What is your pen of choice, vintage or modern? For me it’s Swan, for several reasons: build quality, variety of nibs and the Leverless filling system. Celluloid Swans, especially of the 1930s, have an incomparable range of colours and patterns. They are very durable and restore to be the equal of any modern pen. That’s not to say that there are not many other admirable pens. The Onoto comes to mind with its excellent filling system and splendid nibs. In US pens the early Duofold heads the list with the Waterman close behind, especially the 52 and 94; great nibs and wonderful colours, both hard rubber and celluloid. The earlier flat-top Sheaffers are wonderful pens. In later Sheaffers I like the Triumph and inlaid nibs. Among German pens the Soennecken comes first though they are hard to find and expensive now.

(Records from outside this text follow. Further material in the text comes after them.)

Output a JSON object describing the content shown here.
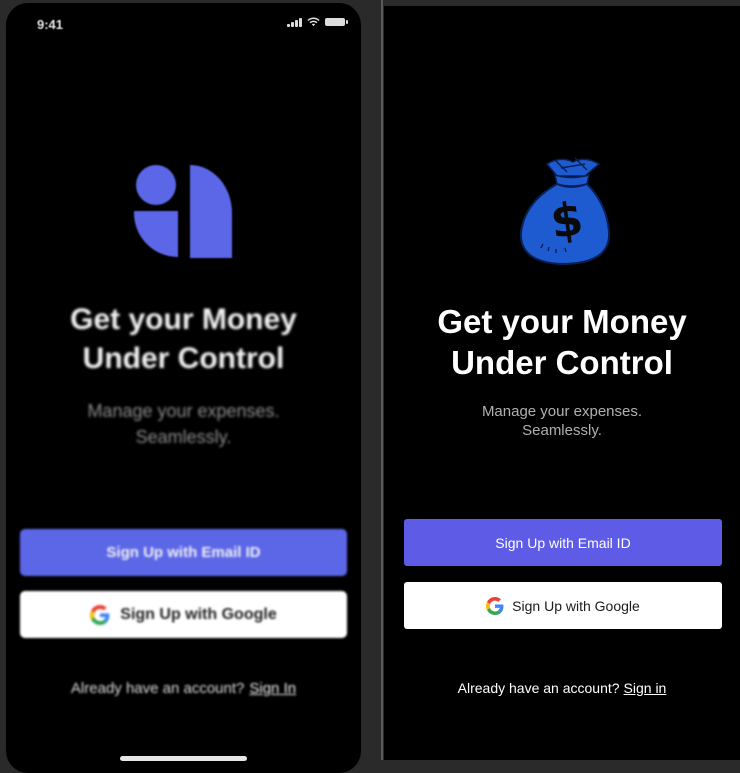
{
  "mockup": {
    "status_time": "9:41",
    "title_line1": "Get your Money",
    "title_line2": "Under Control",
    "subtitle_line1": "Manage your expenses.",
    "subtitle_line2": "Seamlessly.",
    "email_button": "Sign Up with Email ID",
    "google_button": "Sign Up with Google",
    "footer_text": "Already have an account?",
    "footer_link": "Sign In",
    "logo_icon": "app-logo-icon",
    "accent_color": "#5c67e8"
  },
  "app": {
    "title_line1": "Get your Money",
    "title_line2": "Under Control",
    "subtitle_line1": "Manage your expenses.",
    "subtitle_line2": "Seamlessly.",
    "email_button": "Sign Up with Email ID",
    "google_button": "Sign Up with Google",
    "footer_text": "Already have an account?",
    "footer_link": "Sign in",
    "logo_icon": "money-bag-icon",
    "accent_color": "#5e5ce6",
    "icon_color": "#1e5bd0"
  }
}
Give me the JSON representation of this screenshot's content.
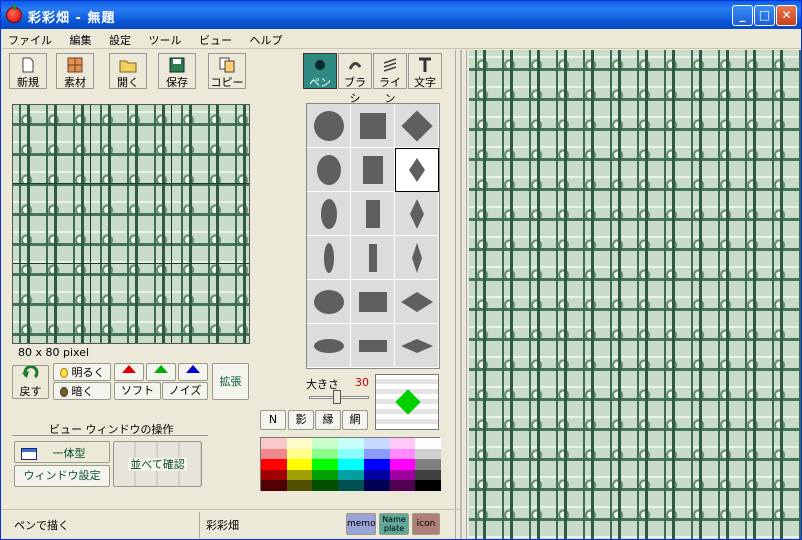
{
  "window": {
    "title": "彩彩畑 - 無題"
  },
  "menu": [
    "ファイル",
    "編集",
    "設定",
    "ツール",
    "ビュー",
    "ヘルプ"
  ],
  "toolbar": {
    "new": "新規",
    "material": "素材",
    "open": "開く",
    "save": "保存",
    "copy": "コピー"
  },
  "tools": {
    "pen": "ペン",
    "brush": "ブラシ",
    "line": "ライン",
    "text": "文字"
  },
  "preview": {
    "size_label": "80 x 80 pixel"
  },
  "adjust": {
    "back": "戻す",
    "bright": "明るく",
    "dark": "暗く",
    "soft": "ソフト",
    "noise": "ノイズ",
    "expand": "拡張"
  },
  "brush": {
    "size_label": "大きさ",
    "size_value": "30"
  },
  "modes": [
    "N",
    "影",
    "縁",
    "網"
  ],
  "view_ops": {
    "title": "ビュー ウィンドウの操作",
    "integrated": "一体型",
    "window_settings": "ウィンドウ設定",
    "tile_check": "並べて確認"
  },
  "status": {
    "left": "ペンで描く",
    "right": "彩彩畑"
  },
  "badges": {
    "memo": "memo",
    "nameplate": "Name plate",
    "icon": "icon"
  },
  "palette": {
    "rows": [
      [
        "#f9c8c8",
        "#fffbc8",
        "#c8ffc8",
        "#c8fff9",
        "#c8d8ff",
        "#ffc8f5",
        "#ffffff"
      ],
      [
        "#f08a8a",
        "#ffff8a",
        "#8aff8a",
        "#8affff",
        "#8a9aff",
        "#ff8aff",
        "#d0d0d0"
      ],
      [
        "#ff0000",
        "#ffff00",
        "#00ff00",
        "#00ffff",
        "#0000ff",
        "#ff00ff",
        "#808080"
      ],
      [
        "#a00000",
        "#a0a000",
        "#00a000",
        "#00a0a0",
        "#0000a0",
        "#a000a0",
        "#404040"
      ],
      [
        "#500000",
        "#505000",
        "#005000",
        "#005050",
        "#000050",
        "#500050",
        "#000000"
      ]
    ]
  },
  "colors": {
    "current": "#00d000"
  }
}
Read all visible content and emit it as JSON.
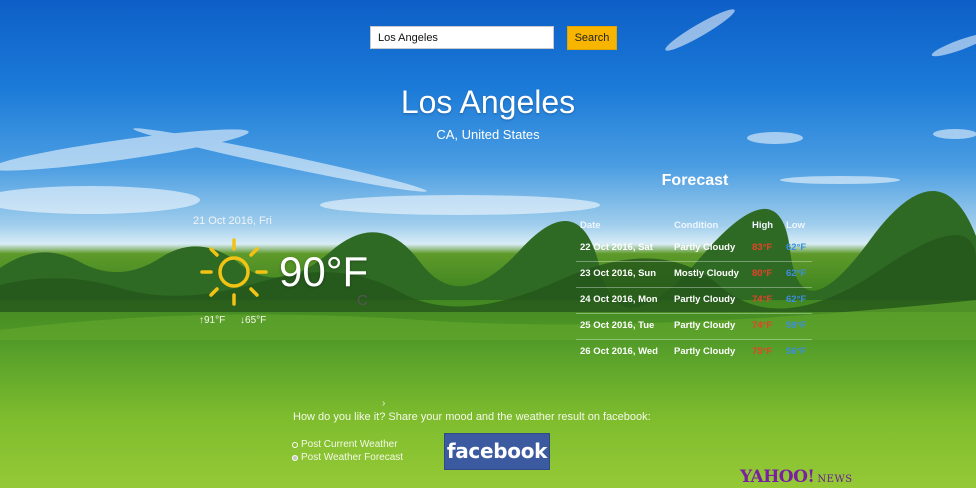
{
  "search": {
    "value": "Los Angeles",
    "button_label": "Search"
  },
  "location": {
    "city": "Los Angeles",
    "region": "CA, United States"
  },
  "current": {
    "date": "21 Oct 2016, Fri",
    "temp": "90°F",
    "unit_toggle": "C",
    "high": "↑91°F",
    "low": "↓65°F",
    "icon": "sun-icon"
  },
  "forecast": {
    "title": "Forecast",
    "headers": {
      "date": "Date",
      "condition": "Condition",
      "high": "High",
      "low": "Low"
    },
    "rows": [
      {
        "date": "22 Oct 2016, Sat",
        "condition": "Partly Cloudy",
        "high": "83°F",
        "low": "62°F"
      },
      {
        "date": "23 Oct 2016, Sun",
        "condition": "Mostly Cloudy",
        "high": "80°F",
        "low": "62°F"
      },
      {
        "date": "24 Oct 2016, Mon",
        "condition": "Partly Cloudy",
        "high": "74°F",
        "low": "62°F"
      },
      {
        "date": "25 Oct 2016, Tue",
        "condition": "Partly Cloudy",
        "high": "74°F",
        "low": "59°F"
      },
      {
        "date": "26 Oct 2016, Wed",
        "condition": "Partly Cloudy",
        "high": "75°F",
        "low": "56°F"
      }
    ]
  },
  "share": {
    "prompt": "How do you like it? Share your mood and the weather result on facebook:",
    "caret": "›",
    "options": [
      {
        "label": "Post Current Weather",
        "selected": false
      },
      {
        "label": "Post Weather Forecast",
        "selected": true
      }
    ],
    "facebook_label": "facebook"
  },
  "branding": {
    "yahoo": "YAHOO!",
    "news": "NEWS"
  },
  "colors": {
    "high_temp": "#e8402a",
    "low_temp": "#3b8ee0",
    "search_button": "#f7b500",
    "facebook": "#3b5aa0",
    "yahoo": "#7b1fa2"
  }
}
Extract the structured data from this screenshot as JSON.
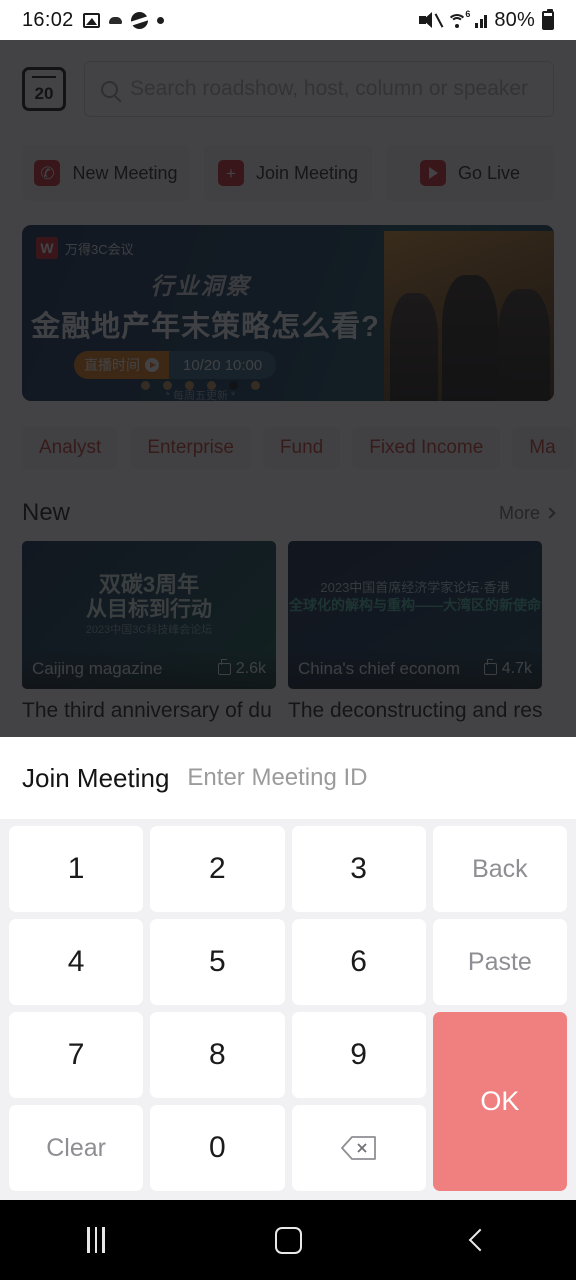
{
  "status_bar": {
    "time": "16:02",
    "battery_percent": "80%",
    "wifi_generation": "6",
    "icons": [
      "photo-icon",
      "cloud-icon",
      "saturn-icon",
      "dot-icon",
      "mute-icon",
      "wifi-icon",
      "signal-icon",
      "battery-icon"
    ]
  },
  "app": {
    "calendar_day": "20",
    "search": {
      "placeholder": "Search roadshow, host, column or speaker"
    },
    "actions": [
      {
        "label": "New Meeting",
        "icon": "phone-icon"
      },
      {
        "label": "Join Meeting",
        "icon": "plus-icon"
      },
      {
        "label": "Go Live",
        "icon": "play-icon"
      }
    ],
    "banner": {
      "logo_mark": "W",
      "logo_text": "万得3C会议",
      "subtitle": "行业洞察",
      "title": "金融地产年末策略怎么看?",
      "time_label": "直播时间",
      "time_value": "10/20 10:00",
      "footer": "* 每周五更新 *",
      "dot_count": 6,
      "active_dot": 5
    },
    "chips": [
      "Analyst",
      "Enterprise",
      "Fund",
      "Fixed Income",
      "Ma"
    ],
    "section": {
      "heading": "New",
      "more_label": "More"
    },
    "cards": [
      {
        "thumb_line1": "双碳3周年",
        "thumb_line2": "从目标到行动",
        "thumb_line3": "2023中国3C科技峰会论坛",
        "channel": "Caijing magazine",
        "likes": "2.6k",
        "title": "The third anniversary of du"
      },
      {
        "thumb_line1": "2023中国首席经济学家论坛·香港",
        "thumb_line2": "全球化的解构与重构——大湾区的新使命",
        "thumb_line3": "",
        "channel": "China's chief econom",
        "likes": "4.7k",
        "title": "The deconstructing and res"
      }
    ]
  },
  "sheet": {
    "title": "Join Meeting",
    "input_placeholder": "Enter Meeting ID",
    "input_value": "",
    "keys": [
      {
        "label": "1",
        "type": "digit"
      },
      {
        "label": "2",
        "type": "digit"
      },
      {
        "label": "3",
        "type": "digit"
      },
      {
        "label": "Back",
        "type": "word"
      },
      {
        "label": "4",
        "type": "digit"
      },
      {
        "label": "5",
        "type": "digit"
      },
      {
        "label": "6",
        "type": "digit"
      },
      {
        "label": "Paste",
        "type": "word"
      },
      {
        "label": "7",
        "type": "digit"
      },
      {
        "label": "8",
        "type": "digit"
      },
      {
        "label": "9",
        "type": "digit"
      },
      {
        "label": "Clear",
        "type": "word"
      },
      {
        "label": "0",
        "type": "digit"
      },
      {
        "label": "",
        "type": "backspace-icon"
      }
    ],
    "ok_label": "OK",
    "ok_color": "#f08080"
  },
  "nav_bar": {
    "recents": "recents-icon",
    "home": "home-icon",
    "back": "back-icon"
  }
}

There was a period in the final quarter of last century when slender pens were the vogue. At most other times they have been rather out of favour, though. At the beginning of last century, all pens were slender by subsequent standards. This was a carry-over from dip pens but by 1920 pens were becoming thicker and for most people, more comfortable.
A pen that swung in the balance between old and new is the Thin Blackbird. I’ve written about this pen before and the search box at the upper right of this page will find it. As a statedly slender pen it looked backward; as the first of the lever filler Blackbirds it was forward-looking.
As I have considered elsewhere, this pen was perhaps an attempt to meet the wishes of those traditionalists who were used to a thin pen and didn’t want to change. Maybe there was some other reason that is lost to us now. Thin Blackbirds don’t seem to have sold especially well and they are quite uncommon now.
That said, I’ve managed to acquire two in a month. I always go after any one I see, not only for their historical significance but because the Thin Blackbird is a very attractive pen. Most of them have retained their colour. This example has retained its crisp engine chasing, too. The cap screws on so it’s not old fashioned in that respect. It has a beautiful semi-flexible nib.
It’s hard to establish the beginning and end of production of these pens but I would hazard a guess at 1922. It doesn’t seem to have remained in production for very long and it was followed by the thicker – and hugely more successful – Blackbird BB2/60.
Nonetheless there was a time, nearly a century ago, when it would not have seemed too thin in the smaller hands of schoolchildren and to them, with its self filling by side-lever, it would have been the latest thing, as novel and important in its day as a smartphone.